Foto di Ashley Walker su Unsplash

"Negli ultimi due anni ho girato tutta l’Italia” scrive Sean Thomas sul Telegraph. “Soprattutto il Sud e le isole, i posti dove ogni scrittore di viaggio è obbligato a notare il pittoresco decadimento accanto allo splendore antico. E sì, l’ho notato. I palazzi che crollano, le banchine selvatiche, i paesi già chiusi all’ora di pranzo. Nel profondo Sud te lo aspetti. Fa parte del fascino. E l’Italia e gli italiani sanno ancora essere affascinanti. Ma nell’ultimo mese sono stato da un’altra parte. Prima nel presunto ricco Nord-Est.
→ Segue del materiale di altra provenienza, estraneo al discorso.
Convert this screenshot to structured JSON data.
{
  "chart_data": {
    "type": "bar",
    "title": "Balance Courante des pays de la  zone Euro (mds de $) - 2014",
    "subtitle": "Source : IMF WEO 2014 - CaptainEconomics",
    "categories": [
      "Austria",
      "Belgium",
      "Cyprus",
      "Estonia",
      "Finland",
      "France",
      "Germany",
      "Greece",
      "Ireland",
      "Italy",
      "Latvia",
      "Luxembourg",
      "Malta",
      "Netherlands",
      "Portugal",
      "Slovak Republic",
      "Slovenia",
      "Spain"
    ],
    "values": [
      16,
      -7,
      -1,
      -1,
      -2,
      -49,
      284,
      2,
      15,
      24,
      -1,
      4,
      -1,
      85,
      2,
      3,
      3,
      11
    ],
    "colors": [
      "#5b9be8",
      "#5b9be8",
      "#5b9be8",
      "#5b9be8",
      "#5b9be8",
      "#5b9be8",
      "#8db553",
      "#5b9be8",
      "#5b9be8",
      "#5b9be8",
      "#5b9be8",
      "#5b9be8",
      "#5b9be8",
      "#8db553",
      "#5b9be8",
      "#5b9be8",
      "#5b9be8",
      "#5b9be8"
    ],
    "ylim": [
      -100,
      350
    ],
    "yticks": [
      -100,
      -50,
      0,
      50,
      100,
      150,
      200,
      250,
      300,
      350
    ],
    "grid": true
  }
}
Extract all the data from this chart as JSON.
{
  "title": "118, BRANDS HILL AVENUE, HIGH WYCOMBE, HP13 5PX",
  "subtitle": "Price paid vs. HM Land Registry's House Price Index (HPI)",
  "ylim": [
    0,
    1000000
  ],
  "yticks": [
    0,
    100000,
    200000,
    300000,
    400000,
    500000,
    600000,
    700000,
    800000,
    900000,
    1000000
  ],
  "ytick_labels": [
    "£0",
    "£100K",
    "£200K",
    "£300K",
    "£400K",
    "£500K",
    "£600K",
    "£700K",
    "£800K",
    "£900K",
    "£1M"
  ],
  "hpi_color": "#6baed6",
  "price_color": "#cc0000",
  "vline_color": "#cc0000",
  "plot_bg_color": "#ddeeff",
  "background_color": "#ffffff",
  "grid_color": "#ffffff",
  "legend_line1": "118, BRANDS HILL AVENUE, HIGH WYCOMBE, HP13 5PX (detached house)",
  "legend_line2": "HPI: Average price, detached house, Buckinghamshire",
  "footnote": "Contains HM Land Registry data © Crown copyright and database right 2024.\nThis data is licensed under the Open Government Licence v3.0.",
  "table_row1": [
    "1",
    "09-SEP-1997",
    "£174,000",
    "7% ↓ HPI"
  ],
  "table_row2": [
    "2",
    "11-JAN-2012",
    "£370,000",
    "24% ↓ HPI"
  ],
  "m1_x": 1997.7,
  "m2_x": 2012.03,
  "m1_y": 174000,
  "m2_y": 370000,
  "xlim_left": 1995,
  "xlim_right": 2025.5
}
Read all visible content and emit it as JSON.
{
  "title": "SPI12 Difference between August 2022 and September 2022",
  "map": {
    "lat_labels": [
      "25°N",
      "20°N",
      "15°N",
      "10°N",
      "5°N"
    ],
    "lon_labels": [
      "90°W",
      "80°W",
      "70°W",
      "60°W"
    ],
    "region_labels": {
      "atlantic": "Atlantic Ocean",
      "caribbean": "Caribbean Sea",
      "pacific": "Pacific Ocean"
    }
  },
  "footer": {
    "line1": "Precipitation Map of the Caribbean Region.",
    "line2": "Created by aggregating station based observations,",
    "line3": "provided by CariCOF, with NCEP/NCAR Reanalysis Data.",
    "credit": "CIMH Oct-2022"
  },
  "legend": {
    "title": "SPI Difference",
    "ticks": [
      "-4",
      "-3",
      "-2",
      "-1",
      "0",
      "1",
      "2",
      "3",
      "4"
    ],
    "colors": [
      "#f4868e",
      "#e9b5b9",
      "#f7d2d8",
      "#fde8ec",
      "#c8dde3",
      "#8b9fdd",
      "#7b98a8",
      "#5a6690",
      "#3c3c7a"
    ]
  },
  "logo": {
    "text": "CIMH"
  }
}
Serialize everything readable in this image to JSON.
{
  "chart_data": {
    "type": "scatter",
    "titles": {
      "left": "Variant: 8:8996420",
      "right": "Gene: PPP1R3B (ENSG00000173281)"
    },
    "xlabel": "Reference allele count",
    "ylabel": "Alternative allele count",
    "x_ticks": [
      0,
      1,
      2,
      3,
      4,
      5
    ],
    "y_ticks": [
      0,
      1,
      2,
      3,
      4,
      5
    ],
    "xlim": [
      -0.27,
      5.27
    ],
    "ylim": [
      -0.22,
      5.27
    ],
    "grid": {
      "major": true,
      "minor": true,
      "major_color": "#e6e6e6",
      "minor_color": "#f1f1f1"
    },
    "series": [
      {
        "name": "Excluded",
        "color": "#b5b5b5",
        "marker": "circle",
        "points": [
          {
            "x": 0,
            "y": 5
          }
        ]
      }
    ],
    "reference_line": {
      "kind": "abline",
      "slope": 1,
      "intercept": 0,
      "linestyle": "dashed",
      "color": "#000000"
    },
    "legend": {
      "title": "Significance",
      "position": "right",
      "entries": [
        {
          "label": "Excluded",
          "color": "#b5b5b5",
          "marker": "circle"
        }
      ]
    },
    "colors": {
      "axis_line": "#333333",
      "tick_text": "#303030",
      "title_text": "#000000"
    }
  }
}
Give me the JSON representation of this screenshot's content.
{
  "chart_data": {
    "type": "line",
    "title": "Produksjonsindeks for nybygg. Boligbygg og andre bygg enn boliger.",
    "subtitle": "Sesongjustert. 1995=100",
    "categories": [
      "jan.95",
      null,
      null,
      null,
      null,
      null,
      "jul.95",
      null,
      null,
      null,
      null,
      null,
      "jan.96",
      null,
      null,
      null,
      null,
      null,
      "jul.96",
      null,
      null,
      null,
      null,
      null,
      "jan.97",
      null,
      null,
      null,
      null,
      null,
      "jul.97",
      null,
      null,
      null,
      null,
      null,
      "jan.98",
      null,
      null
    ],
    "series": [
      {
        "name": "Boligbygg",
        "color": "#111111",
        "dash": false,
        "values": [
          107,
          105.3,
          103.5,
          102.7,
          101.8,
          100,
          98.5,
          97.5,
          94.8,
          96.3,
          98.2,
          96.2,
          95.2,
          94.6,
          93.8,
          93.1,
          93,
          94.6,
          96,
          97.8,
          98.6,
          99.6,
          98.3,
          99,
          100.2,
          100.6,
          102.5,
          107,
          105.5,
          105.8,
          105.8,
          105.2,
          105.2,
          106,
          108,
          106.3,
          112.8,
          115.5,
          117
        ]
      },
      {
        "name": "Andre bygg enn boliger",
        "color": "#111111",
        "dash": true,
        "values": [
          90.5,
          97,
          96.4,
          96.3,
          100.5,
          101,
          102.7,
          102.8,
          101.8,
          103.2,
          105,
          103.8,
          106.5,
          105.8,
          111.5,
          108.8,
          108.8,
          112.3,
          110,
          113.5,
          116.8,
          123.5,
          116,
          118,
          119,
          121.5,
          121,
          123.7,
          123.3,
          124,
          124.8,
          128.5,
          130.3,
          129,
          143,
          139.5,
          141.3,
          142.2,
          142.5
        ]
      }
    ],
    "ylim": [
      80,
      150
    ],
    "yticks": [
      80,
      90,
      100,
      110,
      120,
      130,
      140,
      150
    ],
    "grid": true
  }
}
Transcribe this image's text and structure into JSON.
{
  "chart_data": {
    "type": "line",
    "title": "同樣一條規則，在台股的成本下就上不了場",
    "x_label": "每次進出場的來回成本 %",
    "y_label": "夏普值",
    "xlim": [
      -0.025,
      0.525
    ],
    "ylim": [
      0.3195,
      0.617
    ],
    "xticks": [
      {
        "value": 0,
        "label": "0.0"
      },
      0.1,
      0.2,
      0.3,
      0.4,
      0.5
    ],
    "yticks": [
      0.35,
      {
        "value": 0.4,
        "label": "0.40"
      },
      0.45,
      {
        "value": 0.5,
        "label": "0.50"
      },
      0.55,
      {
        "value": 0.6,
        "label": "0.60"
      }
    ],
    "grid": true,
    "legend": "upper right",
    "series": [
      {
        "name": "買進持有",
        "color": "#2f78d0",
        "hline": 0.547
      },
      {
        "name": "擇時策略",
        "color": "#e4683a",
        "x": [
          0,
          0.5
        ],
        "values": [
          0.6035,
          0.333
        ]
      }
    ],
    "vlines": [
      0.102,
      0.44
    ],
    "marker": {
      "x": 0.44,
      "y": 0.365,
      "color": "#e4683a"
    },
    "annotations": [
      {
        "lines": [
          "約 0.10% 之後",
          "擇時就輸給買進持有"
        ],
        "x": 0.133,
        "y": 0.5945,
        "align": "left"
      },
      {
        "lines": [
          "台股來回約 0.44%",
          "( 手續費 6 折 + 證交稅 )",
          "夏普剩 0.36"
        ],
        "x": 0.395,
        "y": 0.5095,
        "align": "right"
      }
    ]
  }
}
Poi il ricco cuore industriale a sud di Milano, le terre piatte dove l’Italia produce manifattura. E, lo confesso, sono rimasto scioccato. Perché il caos e il decadimento del Sud si stanno diffondendo su tutto il Bel Paese.
La prima cosa che noti sono le strade. Mamma mia, che disastro. Non si può viaggiare tra due paesi senza imbattersi in una buca ogni cento metri. Una volta che hai notato le strade disastrate, inizi a vedere tutto il resto. Le fabbriche abbandonate con i lucernari sfondati. I centri commerciali squallidi e moribondi. I graffiti quasi ovunque. Questo è l’aspetto del declino europeo, e ha dei numeri allegati. L’Italia è l’unica grande economia in cui i salari reali sono più bassi di quelli del 1990. Il pil pro capite è rimasto praticamente fermo dall’arrivo dell’euro. La produzione di automobili – nella terra di Fiat, Alfa e Lancia – è crollata ai livelli degli anni Cinquanta. Nel frattempo la Cina si è inghiottita i tessuti, le scarpe e i mobili che una volta rendevano “Made in Italy” un vanto onorevole. E sotto tutto questo c’è qualcosa di ancora più netto: l’Italia sta finendo gli italiani.
L’anno scorso il paese ha registrato 355.000 nascite – un minimo storico e in calo di quasi il 40 per cento rispetto al 2008 – contro 652.000 decessi. E’ una perdita naturale di quasi 300.000 persone: una Verona cancellata ogni anno. Con un tasso di fertilità di 1,14 e un’età mediana di 49,1 anni, l’Italia è il paese più vecchio dell’Ue. Quello che sembra decadimento potrebbe semplicemente essere l’aspetto di un paese molto vecchio: troppo pochi giovani lavoratori per rattoppare l’asfalto, troppe poche famiglie giovani per riempire i negozi, troppi pochi contribuenti per pagare tutto questo. L’Italia potrebbe essere il futuro di ogni nazione occidentale che non riesce a fare figli e non riesce a competere con la Cina. Ho concluso il mio ultimo soggiorno italiano in un bar di stazione pieno di giovani, in un piccolo paese al chiaro di luna vicino a Piacenza.
Era domenica sera. Era la finale dei Mondiali. L’Italia, ovviamente, non giocava. Gli Azzurri sono ora i primi campioni del mondo della storia a mancare tre Mondiali consecutivi. Non calciano più una palla in una fase finale dal 2014, e questa volta non sono nemmeno riusciti a qualificarsi per un torneo a 48 squadre. Il bar era quindi pieno di ragazzi italiani che a malapena ricordano il loro paese in competizione a un Mondiale. Eppure si sono presentati lo stesso. E hanno duttilmente guardato altre nazioni contendersi la partita finale – con un misto di apatia birrosa e finta eccitazione. Poi, al fischio finale, si sono detti ciao e si sono fatti i bacetti – e si sono dispersi in silenzio, nel buio afoso, lungo le strade tortuose e piene di buche”.